Wohl nicht. Wir sind eine Kooperative von 300 Bauern, die nur wenige Kühe haben. Ich selbst zum Beispiel habe sieben Tiere, die in der Regenzeit nur bis zu vier Liter Milch täglich geben, in der Trockenzeit fast gar keine. Holstein-Friesen-Kühe, die in Europa weit verbreitet sind, liefern bis zu 45 Liter am Tag. Ich melke von Hand, die EU-Bauern haben riesige Melkmaschinen. Da haben wir keine Chance.

Was wären denn die konkreten Folgen, wenn Europas Landwirtschaft den Markt in Sambia mit billiger Milch überschwemmen würde ?

Wenn das kommt, würde unser Betrieb schließen. Dann haben wir kein Einkommen mehr. Im Moment geht es den Mitgliedern unserer Kooperative relativ gut. Manche können ihre Kinder sogar auf die höhere Schulen schicken. Wenn die Kooperative schließen müsste, würde alles leiden: der Bildungssektor, die Gesundheitsversorgung, es gäbe viel Arbeitslosigkeit. Unsere Kooperative hat Hilfe von der deutschen Botschaft und der Gesellschaft für Technische Zusammenarbeit bekommen. Das wäre dann alles für die Katz.

Könnten Sie nicht auf andere Produkte umsteigen?

Viele von uns haben früher Mais angebaut und machen das heute noch nebenbei. Aber Mais gibt uns nicht genug Geld. Die Milch können wir besser verkaufen. Derzeit nimmt sie uns der italienische Nahrungsmittelkonzern Parmalat ab.

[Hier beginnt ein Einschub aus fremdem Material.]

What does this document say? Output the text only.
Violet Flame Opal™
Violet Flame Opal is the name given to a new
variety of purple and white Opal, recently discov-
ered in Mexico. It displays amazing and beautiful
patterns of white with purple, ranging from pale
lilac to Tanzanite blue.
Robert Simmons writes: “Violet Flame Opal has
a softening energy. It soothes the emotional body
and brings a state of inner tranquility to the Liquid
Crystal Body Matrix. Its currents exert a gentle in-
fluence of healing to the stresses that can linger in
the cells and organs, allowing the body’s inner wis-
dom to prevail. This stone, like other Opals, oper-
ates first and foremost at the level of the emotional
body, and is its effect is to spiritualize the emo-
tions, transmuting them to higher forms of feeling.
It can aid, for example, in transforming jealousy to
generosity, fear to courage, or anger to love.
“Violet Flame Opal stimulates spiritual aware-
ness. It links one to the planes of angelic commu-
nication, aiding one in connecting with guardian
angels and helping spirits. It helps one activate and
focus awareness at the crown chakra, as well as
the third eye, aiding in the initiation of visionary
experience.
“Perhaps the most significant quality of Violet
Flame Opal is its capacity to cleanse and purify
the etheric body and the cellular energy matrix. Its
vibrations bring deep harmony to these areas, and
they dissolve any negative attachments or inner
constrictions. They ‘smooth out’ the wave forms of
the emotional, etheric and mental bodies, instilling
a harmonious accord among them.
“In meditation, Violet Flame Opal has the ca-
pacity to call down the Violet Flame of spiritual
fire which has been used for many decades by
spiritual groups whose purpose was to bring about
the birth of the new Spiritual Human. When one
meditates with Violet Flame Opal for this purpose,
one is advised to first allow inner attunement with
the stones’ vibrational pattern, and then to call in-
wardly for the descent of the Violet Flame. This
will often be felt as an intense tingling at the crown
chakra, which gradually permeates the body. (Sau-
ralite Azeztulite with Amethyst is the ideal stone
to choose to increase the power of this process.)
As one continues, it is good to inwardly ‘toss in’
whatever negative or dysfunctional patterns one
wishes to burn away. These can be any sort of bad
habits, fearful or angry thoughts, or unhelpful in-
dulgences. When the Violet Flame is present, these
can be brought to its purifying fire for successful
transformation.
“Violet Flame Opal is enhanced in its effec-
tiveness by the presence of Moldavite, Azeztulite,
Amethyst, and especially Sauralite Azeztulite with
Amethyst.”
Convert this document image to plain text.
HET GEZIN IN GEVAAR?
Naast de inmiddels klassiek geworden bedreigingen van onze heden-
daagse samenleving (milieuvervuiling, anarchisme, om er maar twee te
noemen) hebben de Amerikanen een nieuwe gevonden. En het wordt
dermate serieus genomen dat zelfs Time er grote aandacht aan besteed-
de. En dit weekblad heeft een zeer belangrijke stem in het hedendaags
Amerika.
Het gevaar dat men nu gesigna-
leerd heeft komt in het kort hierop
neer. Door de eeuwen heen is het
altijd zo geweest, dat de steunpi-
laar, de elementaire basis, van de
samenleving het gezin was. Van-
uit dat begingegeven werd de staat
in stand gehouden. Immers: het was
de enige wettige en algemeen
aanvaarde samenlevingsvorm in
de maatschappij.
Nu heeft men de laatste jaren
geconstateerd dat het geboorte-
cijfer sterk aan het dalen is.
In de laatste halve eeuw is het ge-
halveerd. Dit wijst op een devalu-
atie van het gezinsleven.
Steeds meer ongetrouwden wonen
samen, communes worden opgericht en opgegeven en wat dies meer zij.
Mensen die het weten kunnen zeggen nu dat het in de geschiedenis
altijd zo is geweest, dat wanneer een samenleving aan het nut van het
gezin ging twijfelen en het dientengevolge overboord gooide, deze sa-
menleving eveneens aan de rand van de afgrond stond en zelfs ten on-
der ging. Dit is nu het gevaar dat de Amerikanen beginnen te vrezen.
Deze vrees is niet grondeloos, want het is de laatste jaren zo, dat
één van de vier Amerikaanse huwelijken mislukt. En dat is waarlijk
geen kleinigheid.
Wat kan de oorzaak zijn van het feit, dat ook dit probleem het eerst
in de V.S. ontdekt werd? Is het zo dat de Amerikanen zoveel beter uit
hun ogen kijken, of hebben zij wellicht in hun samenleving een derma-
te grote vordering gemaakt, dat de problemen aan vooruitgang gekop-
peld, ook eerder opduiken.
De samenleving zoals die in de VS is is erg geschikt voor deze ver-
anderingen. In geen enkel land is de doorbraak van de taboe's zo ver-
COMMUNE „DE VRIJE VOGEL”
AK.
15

Damit können wir ein für Sambia ganz gutes Einkommen erzielen.

Können Sambia und andere afrikanische Länder ihre Märkte denn nicht mit Zöllen gegen Billigimporte aus der EU schützen?

Bisher ja, aber unsere Regierung hat zugesagt, ein Freihandelsabkommen mit der EU zu ratifizieren. Dann müsste Sambia die Zölle für 90 Prozent aller Produkte abschaffen. Wir fordern deshalb, dass wir wenigstens Milchprodukte weiter schützen können. Ähnliche Abkommen plant die EU übrigens auch mit 77 anderen Staaten Afrikas, der Karibik und des Pazifiks.